Love List 2020, Days 50 & 59: Ellfrow and Villa Belleair


Love List days 50 and 59

By Brantley Ellzey


Villa Belleair

Day 59

February 28. I was driving east on Poplar yesterday enjoying the first sunshine we’ve had in a long time. As I passed the empty property at Tucker that had once been the site of a charming apartment building and row of vintage commercial storefronts, I was once again enchanted by the picturesque apartment building on the next block east. 

The perfectly Midtown-scaled neighboring apartment building on the right in this picture is now dirt.

According to my research, the “Villa Belleair” at the corner of North Rembert and Poplar was built in 1925. One can assume its posh name was either coined in tandem with or in tribute to the crescent of beautiful homes just east on Belleair Drive. Early records are scant, but the building was sold on February 2, 1980, by Hubert and Doris Kiersky to Howard M. Fullenwide for $185,000. It sold again in 1982 for $400,000, in 2002 for $800,000 and most recently in 2018 when the Memphis College of Art sold it to Peacock Poplar LLC for $1,710,000. 

Villa Belleair
Villa Belleair, 1973 Poplar Avenue

Peacock Poplar, LLC is a limited liability company based in Fremont, CA. 1973 Poplar is the first property purchased by the company in Memphis. Pallavi Shah, asset manager for PP, said in a recent interview with the Memphis Business Journal that the company was drawn to this particular building because of its quality and location across the street from Overton Park and that a “major renovation” is planned after MCA student residents leave later this year.

Hooray! I am optimistic that Peacock Poplar, LLC will do a careful job with the renovation. The warm, multi-colored brick, stone, tile roof, arches, window grilles and detail upon detail coupled with pleasing massing and proportions make this painterly Italian villa one of the most special places in Midtown. 

We lost the historic buildings to the west for a gigantic, lumbering bully of a building. The Villa Belleair with all of its charms deserves to be preserved and restored to the highest standard, starting with the reinstatement of that lyrical name! <>



Ellfrow, center

Our Dear Old Ellfrow

Day 50

February 19. There really is no place like home. We love our house, our Dear Old Ellfrow. 

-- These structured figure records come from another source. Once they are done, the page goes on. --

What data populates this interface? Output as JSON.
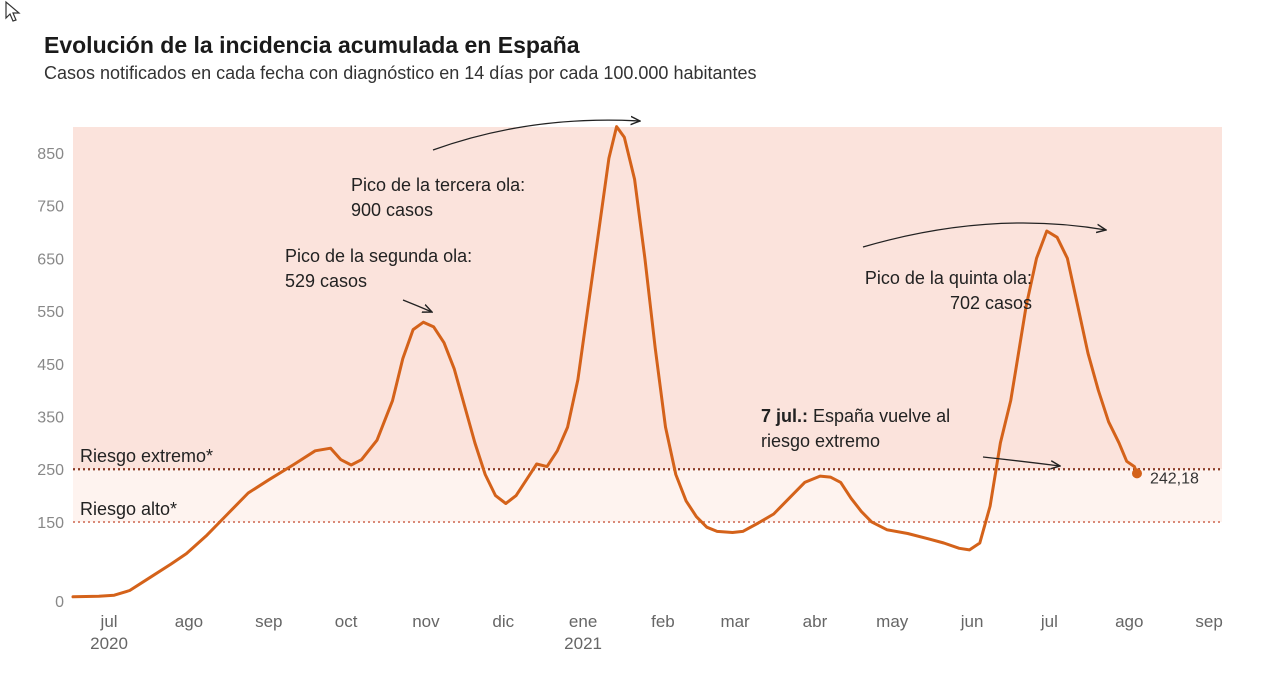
{
  "title": "Evolución de la incidencia acumulada en España",
  "subtitle": "Casos notificados en cada fecha con diagnóstico en 14 días por cada 100.000 habitantes",
  "colors": {
    "line": "#d4621a",
    "band_high": "#fbe3dc",
    "band_extreme": "#fef3ef",
    "extreme_line": "#8a3a24",
    "alto_line": "#d98a78"
  },
  "chart_data": {
    "type": "line",
    "title": "Evolución de la incidencia acumulada en España",
    "xlabel": "",
    "ylabel": "",
    "ylim": [
      0,
      900
    ],
    "y_ticks": [
      0,
      150,
      250,
      350,
      450,
      550,
      650,
      750,
      850
    ],
    "x_ticks": [
      {
        "label": "jul",
        "year": "2020",
        "day": 14
      },
      {
        "label": "ago",
        "year": "",
        "day": 45
      },
      {
        "label": "sep",
        "year": "",
        "day": 76
      },
      {
        "label": "oct",
        "year": "",
        "day": 106
      },
      {
        "label": "nov",
        "year": "",
        "day": 137
      },
      {
        "label": "dic",
        "year": "",
        "day": 167
      },
      {
        "label": "ene",
        "year": "2021",
        "day": 198
      },
      {
        "label": "feb",
        "year": "",
        "day": 229
      },
      {
        "label": "mar",
        "year": "",
        "day": 257
      },
      {
        "label": "abr",
        "year": "",
        "day": 288
      },
      {
        "label": "may",
        "year": "",
        "day": 318
      },
      {
        "label": "jun",
        "year": "",
        "day": 349
      },
      {
        "label": "jul",
        "year": "",
        "day": 379
      },
      {
        "label": "ago",
        "year": "",
        "day": 410
      },
      {
        "label": "sep",
        "year": "",
        "day": 441
      }
    ],
    "series": [
      {
        "name": "Incidencia acumulada 14 días",
        "points": [
          [
            0,
            8
          ],
          [
            10,
            9
          ],
          [
            16,
            11
          ],
          [
            22,
            20
          ],
          [
            30,
            45
          ],
          [
            38,
            70
          ],
          [
            44,
            90
          ],
          [
            52,
            125
          ],
          [
            60,
            165
          ],
          [
            68,
            205
          ],
          [
            76,
            230
          ],
          [
            86,
            260
          ],
          [
            94,
            285
          ],
          [
            100,
            290
          ],
          [
            104,
            268
          ],
          [
            108,
            258
          ],
          [
            112,
            268
          ],
          [
            118,
            305
          ],
          [
            124,
            380
          ],
          [
            128,
            460
          ],
          [
            132,
            515
          ],
          [
            136,
            529
          ],
          [
            140,
            520
          ],
          [
            144,
            490
          ],
          [
            148,
            440
          ],
          [
            152,
            370
          ],
          [
            156,
            300
          ],
          [
            160,
            240
          ],
          [
            164,
            200
          ],
          [
            168,
            185
          ],
          [
            172,
            200
          ],
          [
            176,
            230
          ],
          [
            180,
            260
          ],
          [
            184,
            255
          ],
          [
            188,
            285
          ],
          [
            192,
            330
          ],
          [
            196,
            420
          ],
          [
            200,
            560
          ],
          [
            204,
            700
          ],
          [
            208,
            840
          ],
          [
            211,
            900
          ],
          [
            214,
            880
          ],
          [
            218,
            800
          ],
          [
            222,
            650
          ],
          [
            226,
            480
          ],
          [
            230,
            330
          ],
          [
            234,
            240
          ],
          [
            238,
            190
          ],
          [
            242,
            160
          ],
          [
            246,
            140
          ],
          [
            250,
            132
          ],
          [
            256,
            130
          ],
          [
            260,
            132
          ],
          [
            266,
            148
          ],
          [
            272,
            165
          ],
          [
            278,
            195
          ],
          [
            284,
            225
          ],
          [
            290,
            237
          ],
          [
            294,
            235
          ],
          [
            298,
            225
          ],
          [
            302,
            195
          ],
          [
            306,
            170
          ],
          [
            310,
            150
          ],
          [
            316,
            135
          ],
          [
            324,
            128
          ],
          [
            332,
            118
          ],
          [
            338,
            110
          ],
          [
            344,
            100
          ],
          [
            348,
            97
          ],
          [
            352,
            110
          ],
          [
            356,
            180
          ],
          [
            360,
            300
          ],
          [
            364,
            380
          ],
          [
            366,
            440
          ],
          [
            370,
            560
          ],
          [
            374,
            650
          ],
          [
            378,
            702
          ],
          [
            382,
            690
          ],
          [
            386,
            650
          ],
          [
            390,
            560
          ],
          [
            394,
            470
          ],
          [
            398,
            400
          ],
          [
            402,
            340
          ],
          [
            406,
            300
          ],
          [
            409,
            265
          ],
          [
            412,
            255
          ],
          [
            413,
            242.18
          ]
        ]
      }
    ],
    "thresholds": [
      {
        "name": "Riesgo extremo*",
        "value": 250
      },
      {
        "name": "Riesgo alto*",
        "value": 150
      }
    ],
    "last_value_label": "242,18",
    "annotations": [
      {
        "id": "segunda",
        "lines": [
          "Pico de la segunda ola:",
          "529 casos"
        ],
        "align": "left"
      },
      {
        "id": "tercera",
        "lines": [
          "Pico de la tercera ola:",
          "900 casos"
        ],
        "align": "left"
      },
      {
        "id": "quinta",
        "lines": [
          "Pico de la quinta ola:",
          "702 casos"
        ],
        "align": "right"
      },
      {
        "id": "julio",
        "bold": "7 jul.:",
        "lines": [
          " España vuelve al",
          "riesgo extremo"
        ],
        "align": "left"
      }
    ]
  }
}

According to my research, the house was built around 1907 for a lumberman named D. S. Watrous. It was designed by the prolific Memphis architecture firm Jones & Furbringer in the shingle style – unusual for Memphis. The exterior is clad in cedar shakes in an alternating ribbon band pattern. There are many custom milled wood details both inside and out that one can attribute to the business of the original owner.

Ellfrow, aka the House of Mr. D. S. Watrous

Our favorite part of the house is the expansive front porch whose generous size allows it to act as an outdoor double parlor. The porch wraps around the east side of the house to form a more intimate loggia. Ellfrow combines elements of a bungalow (no entry hall, casual floor plan) with earlier Victorian residential design (high ceilings, molding profiles.) The floor plan has essentially remained the same other than alterations for a more expansive kitchen.

We’ve enjoyed Ellfrow for almost thirty years. It’s filled with accumulations, collections, much laughter and thankfully, few tears.

In researching the house, I ran across a terrific book from 1916 that documents our place as well as other J & F projects.

The full phonebook scan of Domestic Architecture can be viewed here on the Historic-Memphis website.


My name is Brantley Ellzey and I was born and raised upriver from Memphis in Osceola, Arkansas. In January of this year, I began this daily blog on Facebook called Love List 2020. I hoped it would act as a happy counterpoint to the constant barrage of troubling news and turmoil that fill our modern lives. Select posts are republished here, bi-weekly and parts in between.